Entertainment

'Masters of Sex' On Not Getting Pregnant

by Jenny An

In 1945, William Masters had much more curly hair and was studying the "courtship ritual" of rabbits. (Fun fact: male rabbits apparently pass out right at the moment of climax.)

And just like how rabbits, birds, and bees are the primordial metaphors for sex and copulation, Masters of Sex still adheres pretty closely to our cliched image on life in the 1950s — bow ties, shocking lack of knowledge, and sexism. But part of the charm and brilliance of Mad Men is in how closely their work approximated today. We still want more or less the same things out of a fast car, a vacation, or a can of beans.

Now, that cliche gets applied to Masters's work. After a failed relationship as a curlier-haired man, he says, "What if we could understand the basic physiology beneath all that bullshit." Rather than you know, the feelings, because he is a man of science who has trouble understanding people's emotions.

Flash forward to February 1957 in St. Louis where he's with a patient who is not yet sexually active but getting married soon. However, she has three semesters left of college and wants to finish — she isn't sure her husband's income alone will be able to be enough, it seems.

So there is the talk about contraception. "Do you know how to apply a condom?" Masters brusquely says while demonstrating on a phallus. She looks aghast and horrified. "There are other options — creams, jellies."

The girl looks shocked. While discussing a diaphragm fitting, she asks, "And my cervix is where?"

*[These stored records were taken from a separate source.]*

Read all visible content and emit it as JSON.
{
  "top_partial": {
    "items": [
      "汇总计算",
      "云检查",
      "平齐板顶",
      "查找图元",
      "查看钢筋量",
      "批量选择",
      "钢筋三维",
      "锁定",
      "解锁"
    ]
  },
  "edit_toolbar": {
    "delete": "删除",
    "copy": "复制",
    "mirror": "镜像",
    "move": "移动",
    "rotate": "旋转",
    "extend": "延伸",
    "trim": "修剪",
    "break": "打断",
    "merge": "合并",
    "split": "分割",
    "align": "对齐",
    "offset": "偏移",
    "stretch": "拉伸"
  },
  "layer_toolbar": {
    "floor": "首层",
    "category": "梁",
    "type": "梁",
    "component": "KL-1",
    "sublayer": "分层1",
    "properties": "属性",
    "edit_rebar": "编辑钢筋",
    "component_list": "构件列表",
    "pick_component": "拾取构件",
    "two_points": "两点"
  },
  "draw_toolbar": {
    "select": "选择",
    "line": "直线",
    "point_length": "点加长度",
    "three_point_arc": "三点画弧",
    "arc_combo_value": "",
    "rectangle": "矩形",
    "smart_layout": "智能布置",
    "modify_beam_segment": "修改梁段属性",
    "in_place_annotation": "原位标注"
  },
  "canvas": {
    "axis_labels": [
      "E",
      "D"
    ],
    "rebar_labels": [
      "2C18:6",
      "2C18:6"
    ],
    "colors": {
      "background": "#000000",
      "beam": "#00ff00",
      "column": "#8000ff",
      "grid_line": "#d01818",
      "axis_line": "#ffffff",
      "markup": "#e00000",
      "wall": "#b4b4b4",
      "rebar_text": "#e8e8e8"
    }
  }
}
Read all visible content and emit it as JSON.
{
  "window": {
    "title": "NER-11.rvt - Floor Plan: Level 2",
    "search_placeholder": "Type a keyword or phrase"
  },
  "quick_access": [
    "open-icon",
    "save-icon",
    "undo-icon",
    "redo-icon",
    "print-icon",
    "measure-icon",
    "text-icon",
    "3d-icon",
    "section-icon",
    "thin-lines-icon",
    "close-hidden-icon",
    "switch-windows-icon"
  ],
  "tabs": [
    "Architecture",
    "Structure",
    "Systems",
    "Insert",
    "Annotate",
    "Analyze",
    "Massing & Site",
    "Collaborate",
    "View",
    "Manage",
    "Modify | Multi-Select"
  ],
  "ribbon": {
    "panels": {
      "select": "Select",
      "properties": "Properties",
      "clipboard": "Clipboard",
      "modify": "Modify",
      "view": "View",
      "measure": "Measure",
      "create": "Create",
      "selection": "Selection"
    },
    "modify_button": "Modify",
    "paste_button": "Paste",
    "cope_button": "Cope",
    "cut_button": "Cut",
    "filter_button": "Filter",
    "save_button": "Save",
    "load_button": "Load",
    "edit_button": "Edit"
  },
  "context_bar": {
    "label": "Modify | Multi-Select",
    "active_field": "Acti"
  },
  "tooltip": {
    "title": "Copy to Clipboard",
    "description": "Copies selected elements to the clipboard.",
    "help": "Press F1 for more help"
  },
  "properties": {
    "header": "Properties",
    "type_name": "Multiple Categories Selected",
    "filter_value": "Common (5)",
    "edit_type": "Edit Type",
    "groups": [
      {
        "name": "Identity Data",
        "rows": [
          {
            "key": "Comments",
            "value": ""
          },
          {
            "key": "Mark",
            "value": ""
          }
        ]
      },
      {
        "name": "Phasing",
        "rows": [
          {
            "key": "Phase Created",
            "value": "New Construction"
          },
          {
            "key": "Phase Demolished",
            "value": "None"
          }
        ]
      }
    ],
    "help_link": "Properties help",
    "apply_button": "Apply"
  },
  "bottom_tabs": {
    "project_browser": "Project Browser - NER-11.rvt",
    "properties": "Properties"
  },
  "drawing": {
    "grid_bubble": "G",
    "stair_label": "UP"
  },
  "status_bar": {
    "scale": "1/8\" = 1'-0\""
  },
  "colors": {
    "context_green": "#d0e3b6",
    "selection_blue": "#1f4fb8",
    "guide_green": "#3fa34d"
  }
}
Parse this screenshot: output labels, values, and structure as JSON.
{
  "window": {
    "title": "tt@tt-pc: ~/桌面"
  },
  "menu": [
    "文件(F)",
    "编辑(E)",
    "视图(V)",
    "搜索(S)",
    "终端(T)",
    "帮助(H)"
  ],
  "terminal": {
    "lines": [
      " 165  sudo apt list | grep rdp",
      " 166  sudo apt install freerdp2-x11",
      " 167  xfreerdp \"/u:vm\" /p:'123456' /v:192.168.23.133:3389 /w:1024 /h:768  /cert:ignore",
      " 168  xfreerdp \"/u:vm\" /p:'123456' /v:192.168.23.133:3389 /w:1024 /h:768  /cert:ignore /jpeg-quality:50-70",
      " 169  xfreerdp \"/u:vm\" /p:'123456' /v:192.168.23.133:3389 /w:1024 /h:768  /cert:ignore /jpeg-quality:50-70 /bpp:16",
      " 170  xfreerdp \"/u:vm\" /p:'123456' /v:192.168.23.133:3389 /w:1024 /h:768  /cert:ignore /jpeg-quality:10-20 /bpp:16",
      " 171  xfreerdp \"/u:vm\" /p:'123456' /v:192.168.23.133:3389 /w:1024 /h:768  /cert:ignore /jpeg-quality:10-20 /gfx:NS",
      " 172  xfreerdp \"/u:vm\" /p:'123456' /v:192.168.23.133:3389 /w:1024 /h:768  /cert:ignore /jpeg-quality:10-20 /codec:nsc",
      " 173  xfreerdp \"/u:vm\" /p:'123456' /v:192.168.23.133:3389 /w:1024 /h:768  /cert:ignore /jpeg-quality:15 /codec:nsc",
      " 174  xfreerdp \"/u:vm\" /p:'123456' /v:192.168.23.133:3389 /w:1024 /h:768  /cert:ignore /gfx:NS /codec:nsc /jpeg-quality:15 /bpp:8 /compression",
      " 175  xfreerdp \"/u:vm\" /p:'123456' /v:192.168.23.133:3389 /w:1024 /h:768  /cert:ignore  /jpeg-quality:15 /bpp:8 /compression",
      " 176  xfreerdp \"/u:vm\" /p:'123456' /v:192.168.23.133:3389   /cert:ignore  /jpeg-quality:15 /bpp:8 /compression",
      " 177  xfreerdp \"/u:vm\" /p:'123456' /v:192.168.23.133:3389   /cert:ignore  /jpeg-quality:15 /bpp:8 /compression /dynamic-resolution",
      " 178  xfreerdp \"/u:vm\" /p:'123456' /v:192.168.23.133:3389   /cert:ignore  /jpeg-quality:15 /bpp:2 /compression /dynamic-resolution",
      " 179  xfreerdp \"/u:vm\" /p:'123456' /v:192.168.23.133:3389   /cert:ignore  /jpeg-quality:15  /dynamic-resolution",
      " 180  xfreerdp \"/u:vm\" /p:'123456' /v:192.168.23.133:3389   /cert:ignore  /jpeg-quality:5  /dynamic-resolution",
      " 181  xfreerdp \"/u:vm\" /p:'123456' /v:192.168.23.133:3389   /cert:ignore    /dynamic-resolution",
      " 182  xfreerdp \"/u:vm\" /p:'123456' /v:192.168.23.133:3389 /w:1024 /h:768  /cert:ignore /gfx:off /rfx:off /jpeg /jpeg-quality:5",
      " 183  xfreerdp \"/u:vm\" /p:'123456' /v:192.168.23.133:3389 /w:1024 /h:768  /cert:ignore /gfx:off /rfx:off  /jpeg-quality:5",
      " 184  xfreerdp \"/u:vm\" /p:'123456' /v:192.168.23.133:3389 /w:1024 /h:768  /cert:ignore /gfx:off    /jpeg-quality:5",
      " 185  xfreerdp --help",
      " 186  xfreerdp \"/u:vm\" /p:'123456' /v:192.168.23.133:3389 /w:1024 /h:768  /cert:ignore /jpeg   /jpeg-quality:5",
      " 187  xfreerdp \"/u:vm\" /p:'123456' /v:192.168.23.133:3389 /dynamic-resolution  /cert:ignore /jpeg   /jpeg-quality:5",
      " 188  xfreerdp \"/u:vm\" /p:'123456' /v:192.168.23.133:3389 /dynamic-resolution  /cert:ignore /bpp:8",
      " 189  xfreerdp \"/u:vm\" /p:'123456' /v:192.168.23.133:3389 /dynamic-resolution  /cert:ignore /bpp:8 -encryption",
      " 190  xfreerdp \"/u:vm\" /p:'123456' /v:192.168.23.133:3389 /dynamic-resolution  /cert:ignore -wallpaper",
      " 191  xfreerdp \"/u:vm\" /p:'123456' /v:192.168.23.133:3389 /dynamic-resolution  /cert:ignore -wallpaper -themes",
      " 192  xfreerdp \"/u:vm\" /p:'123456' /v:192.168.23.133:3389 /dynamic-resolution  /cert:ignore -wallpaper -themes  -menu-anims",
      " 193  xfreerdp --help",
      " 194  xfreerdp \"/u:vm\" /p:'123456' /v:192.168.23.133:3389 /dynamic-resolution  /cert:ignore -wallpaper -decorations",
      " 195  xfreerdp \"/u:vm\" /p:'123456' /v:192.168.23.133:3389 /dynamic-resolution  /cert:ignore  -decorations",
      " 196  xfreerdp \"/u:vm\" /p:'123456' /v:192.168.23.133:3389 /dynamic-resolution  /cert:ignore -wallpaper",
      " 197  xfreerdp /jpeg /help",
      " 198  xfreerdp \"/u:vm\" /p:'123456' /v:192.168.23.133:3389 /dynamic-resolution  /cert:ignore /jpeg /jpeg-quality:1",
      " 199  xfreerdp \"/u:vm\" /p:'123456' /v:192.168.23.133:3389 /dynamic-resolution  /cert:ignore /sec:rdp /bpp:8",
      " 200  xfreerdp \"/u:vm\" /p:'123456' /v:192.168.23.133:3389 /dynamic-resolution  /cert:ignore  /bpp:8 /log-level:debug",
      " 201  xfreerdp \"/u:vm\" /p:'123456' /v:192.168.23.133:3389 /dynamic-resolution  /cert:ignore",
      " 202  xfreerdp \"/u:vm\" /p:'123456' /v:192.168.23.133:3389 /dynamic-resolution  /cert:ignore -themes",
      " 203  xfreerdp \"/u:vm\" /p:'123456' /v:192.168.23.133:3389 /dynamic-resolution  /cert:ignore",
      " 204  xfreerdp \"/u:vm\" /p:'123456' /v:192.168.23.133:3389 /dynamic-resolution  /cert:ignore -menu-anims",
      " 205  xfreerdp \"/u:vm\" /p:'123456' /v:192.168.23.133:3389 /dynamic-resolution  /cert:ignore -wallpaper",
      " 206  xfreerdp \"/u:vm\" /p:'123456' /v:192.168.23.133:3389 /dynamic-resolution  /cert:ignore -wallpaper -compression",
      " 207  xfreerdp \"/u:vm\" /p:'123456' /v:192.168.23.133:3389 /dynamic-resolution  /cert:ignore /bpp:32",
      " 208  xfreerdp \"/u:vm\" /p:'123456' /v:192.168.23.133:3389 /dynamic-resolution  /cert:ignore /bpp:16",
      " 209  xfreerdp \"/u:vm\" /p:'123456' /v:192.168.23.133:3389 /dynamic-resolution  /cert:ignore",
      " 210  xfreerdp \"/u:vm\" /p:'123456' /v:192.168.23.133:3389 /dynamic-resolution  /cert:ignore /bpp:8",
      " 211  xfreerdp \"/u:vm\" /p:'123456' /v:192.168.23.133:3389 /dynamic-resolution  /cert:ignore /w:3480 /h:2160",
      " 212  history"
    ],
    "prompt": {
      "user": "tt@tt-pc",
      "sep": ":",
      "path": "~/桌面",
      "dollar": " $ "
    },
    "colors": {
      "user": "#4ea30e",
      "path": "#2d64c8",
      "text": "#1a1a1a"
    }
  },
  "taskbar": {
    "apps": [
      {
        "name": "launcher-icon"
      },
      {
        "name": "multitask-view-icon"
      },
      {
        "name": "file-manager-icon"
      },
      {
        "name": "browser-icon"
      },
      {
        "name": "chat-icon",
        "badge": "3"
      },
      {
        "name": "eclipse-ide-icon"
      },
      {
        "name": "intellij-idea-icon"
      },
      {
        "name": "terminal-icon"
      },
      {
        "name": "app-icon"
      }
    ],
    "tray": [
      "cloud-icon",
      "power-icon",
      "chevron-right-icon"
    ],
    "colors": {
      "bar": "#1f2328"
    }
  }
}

This all seems very quaint and cute. But especially for a well-educated woman in a major city, even in midwestern St. Louis, it seems suspiciously glib. While it was illegal in some states still to sell contraception or for a couple to use it, Americans are spending an estimated $200 million a year on them in the 1950s, with condoms being the most common choice. By 1951, there were already 200 Planned Parenthood clinics. But you would never know that from the episode.

Mary McCarthy's The Group was published in 1963 and was quite scandalous at the time, it depicts a group of eight Vassar grads from 1933 to 1940 — one of whom shortly after college goes to New York's Margaret Sanger clinic to get a diaphragm. While the pill had not yet been approved for contraceptive use in 1957, it seems hard to imagine that all other methods of birth control were so unknown to women.

Next we're in the brothel where the study encounters faked orgasms, women who can't orgasm, and a girl who's into being slapped. One of the prostitutes says she associates sex with anchors, per her uncle. She was raped by him. "You want to talk about sex, he's the one you ought to talk to. He taught me everything I know."

And there are male subjects! Gay male prostitutes to be exact who Masters say are three deviations from the norm, scientifically speaking. "We're so far from the bell curve we can't even hear it ringing." And a double-speak of hiding in plain sight as something both gay men and sex researchers have to do continues through the episode with flashbacks and visits.

In other news:

Betty goes into surgery to be able to have babies. Her fiancé is there, sweetly supportive if a little awkward with a bouquet but of course, there are jokes, "At least the girl is comfortable on her back" says one of the surgeons who is promptly booted out.

Sadly, the tube-tying-reversal doesn't work, but Betty tells Virginia she won't tell her Pretzel King. "You want to get somewhere? You have to hitch your wagon to a man," Betty says. (Also, that Masters is in love with her.)

A new female OB-GYN gets put in with the secretaries. She's icy to Virginia. And we're reminded of the sexism in the world when a secretary says, "I don't care where she went to school, no lady doctor is looking up my skirt."

Virginia tells poor put upon Libby about Bill's abysmal sperm count but she gets pregnant. Hurrah!

And Masters, in a last play to get his study back into the hospital, tells the Provost that "the men who see [a male prostitute] are family men, suffering in the shadows… If not for my sake, then for the men in the shadows," which seems to imply that the Provost might be one such man.

Flashback to the Provost getting Masters the job at St. Louis. How do you pay back favors? By moving your sex study back into the hospital and oh, delivering some quadruplets and posing like you ate some bad tuna salad in front of the press.